The Obama Administration, encouraged by environmental groups, has blocked yet another affordable energy project—the Keystone XL Pipeline. Add this to the unconscionable slowdown of leasing and production in the Gulf of Mexico, foot-dragging on production in the Chukchi and Beaufort Seas, blocks on offshore production in the Atlantic and Pacific, and continued prohibitions and impediments to production in non-park, non-wilderness areas of the Western U.S. and ANWR. For each one, the claim is that the production wouldn’t make much difference.

Well, the XL Pipeline would bring 750,000 barrels per day to our energy markets. Just this one pipeline would add nearly as much as the 800,000 to 900,000 barrels per day we import from Venezuela—our fourth-largest foreign supplier. One of the most fundamental and least controversial concepts in economics is that increasing supply reduces price. The impact on petroleum price is compounded by the host of petroleum-producing projects that have been blocked, delayed, and impeded by the Administration. These projects could add millions of barrels per day to the petroleum markets.

The Administration blamed the Republicans and the imposed deadline for its bad decision. This is the wispiest of smokescreens. The State Department already did a thorough, years-long assessment of the pipeline and concluded that there would be no significant environmental impact.

The potential impact on the Ogallala aquifer is the supposed concern of the environmentalists. However, a map of the existing oil and gas pipelines shows that claim to be ludicrous. The Ogallala aquifer is already covered with gas and oil pipelines. The real target is the environmentalists’ obsession with carbon dioxide and global warming. The well-to-wheel carbon footprint of oil-sands gasoline is 10–15 percent higher than for gasoline produced from some other reserves.
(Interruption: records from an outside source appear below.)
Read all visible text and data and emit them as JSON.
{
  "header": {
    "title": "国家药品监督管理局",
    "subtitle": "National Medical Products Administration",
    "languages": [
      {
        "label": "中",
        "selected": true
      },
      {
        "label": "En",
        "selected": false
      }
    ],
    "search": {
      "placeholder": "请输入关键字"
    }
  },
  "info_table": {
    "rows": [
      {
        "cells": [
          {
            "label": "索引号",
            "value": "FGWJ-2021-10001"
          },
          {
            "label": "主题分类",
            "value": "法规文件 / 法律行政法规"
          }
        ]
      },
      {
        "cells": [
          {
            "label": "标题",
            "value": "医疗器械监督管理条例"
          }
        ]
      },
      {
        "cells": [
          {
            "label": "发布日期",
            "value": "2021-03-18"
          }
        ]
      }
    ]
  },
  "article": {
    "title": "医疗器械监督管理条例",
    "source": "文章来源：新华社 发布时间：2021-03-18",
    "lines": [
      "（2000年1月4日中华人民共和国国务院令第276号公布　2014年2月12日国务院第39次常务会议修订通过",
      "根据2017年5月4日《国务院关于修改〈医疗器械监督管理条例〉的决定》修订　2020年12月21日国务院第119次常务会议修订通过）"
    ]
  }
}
Even if you believe that colorless, odorless, non-toxic CO2 does the damage these environmentalists claim, the cost they assign to the 10–15 percent increase in CO2 emissions works out to about 1 percent of the value of the crude. So, what’s the big deal if capitulating on the CO2 hysteria still doesn’t create a case against oil sands?

Unlike the overpriced and unreliable green-energy projects preferred by the Administration, the Keystone XL Pipeline would be funded entirely by private funds and would add to government revenue—a benefit in this time of deficits. In addition, according to union estimates, it would create tens of thousands of construction jobs. It would also boost employment in the high-paying refining industry.

Canada is not a criminal enterprise run by robber barons. It is a first-world country with stringent environmental standards for both the extraction of the oil and the reclamation of the land used. They certainly do not need lectures on carbon footprints from American celebrities who fly in private jets and live in 10,000-square-foot houses.

But that’s what they get, and that’s who seems to be dictating our own energy policy. The Keystone XL Pipeline makes sense for energy affordability, employment, and national income. In spite of all the good economic sense for the vast majority of Americans, it appears that the pipeline makes bad political sense at the White House. Where are the 99 percenters when you need them?

We have dragged this pipeline project through the regulatory wringer enough already. The project passed all the tests other than winning over radical, big-donor environmentalists. For the real 99 percenters—those Americans who want better jobs and cheaper gasoline—it is imperative that the Administration approve the Keystone XL Pipeline without further delay.